Uno slogan, se di slogan si può parlare? Connettere il Paese per accrescere lo sviluppo. Formazione e rivoluzione digitale sembra il binomio portante della trasformazione per contrastare il gap digitale e tecnologico che il Paese conosce fin troppo bene. La strada che il neo-ministro si appresta a percorre sembra essere già segnata. Tra i temi da affrontare: digitalizzazione, implementazione della banda larga e 5G. A essere coinvolti sono diversi comparti: dalla sanità all’istruzione, dalla tracciabilità dei pagamenti all’organizzazione della pubblica amministrazione. Perché rendere digitale significa allargare lo sguardo su un orizzonte più vasto.

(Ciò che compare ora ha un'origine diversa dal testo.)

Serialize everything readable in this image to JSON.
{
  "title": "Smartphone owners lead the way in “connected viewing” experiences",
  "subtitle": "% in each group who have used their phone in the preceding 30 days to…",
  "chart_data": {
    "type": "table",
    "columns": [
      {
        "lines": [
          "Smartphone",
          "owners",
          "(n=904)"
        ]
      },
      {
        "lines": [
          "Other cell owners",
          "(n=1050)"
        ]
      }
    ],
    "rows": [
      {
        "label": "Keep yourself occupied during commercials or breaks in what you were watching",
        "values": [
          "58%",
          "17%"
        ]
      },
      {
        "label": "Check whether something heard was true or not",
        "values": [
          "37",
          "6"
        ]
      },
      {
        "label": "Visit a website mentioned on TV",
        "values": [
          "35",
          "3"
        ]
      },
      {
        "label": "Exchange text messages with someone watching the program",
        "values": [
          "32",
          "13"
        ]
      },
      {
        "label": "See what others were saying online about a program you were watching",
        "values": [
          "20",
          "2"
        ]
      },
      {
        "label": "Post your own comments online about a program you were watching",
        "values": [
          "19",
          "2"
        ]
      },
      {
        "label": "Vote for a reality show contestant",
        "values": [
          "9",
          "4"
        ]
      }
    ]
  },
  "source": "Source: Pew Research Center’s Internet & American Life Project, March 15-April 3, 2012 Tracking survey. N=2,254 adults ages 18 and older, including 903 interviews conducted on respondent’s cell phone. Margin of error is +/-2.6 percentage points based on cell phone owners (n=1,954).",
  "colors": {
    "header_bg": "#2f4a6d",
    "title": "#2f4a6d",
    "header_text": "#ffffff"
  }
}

In un’intervista rilasciata a Repubblica lo scorso anno a fine maggio, alla domanda che lo interpellava su quali fossero i campi di intervento della task force del Conte II, Vittorio Colao rispondeva:

«Molti, a partire proprio da una radicale trasformazione della pubblica amministrazione attraverso le tecnologie digitali. Deve diventare un alleato dei cittadini e delle imprese e proprio con la digitalizzazione si possono eliminare molti elementi di burocrazia difensiva o oppressiva che a volte vengono giustamente lamentati, per esaltare invece gli elementi di servizio». E dichiarava ancora: «Oggi la tecnologia, tra piattaforme digitali, commercio online e strumenti di pagamento elettronici, permette di fare il grande salto in avanti introducendo pagamenti senza contante. E far emergere il sommerso porta anche maggiore equità sociale e giustizia».

Tutto lascia presagire che ciò che era stato pensato lo scorso anno sul piano del Comitato inizierà adesso a prendere forma. Non tutto, alla fine, sarà stato lavoro sprecato. Sui risultati, però, non resta che attendere.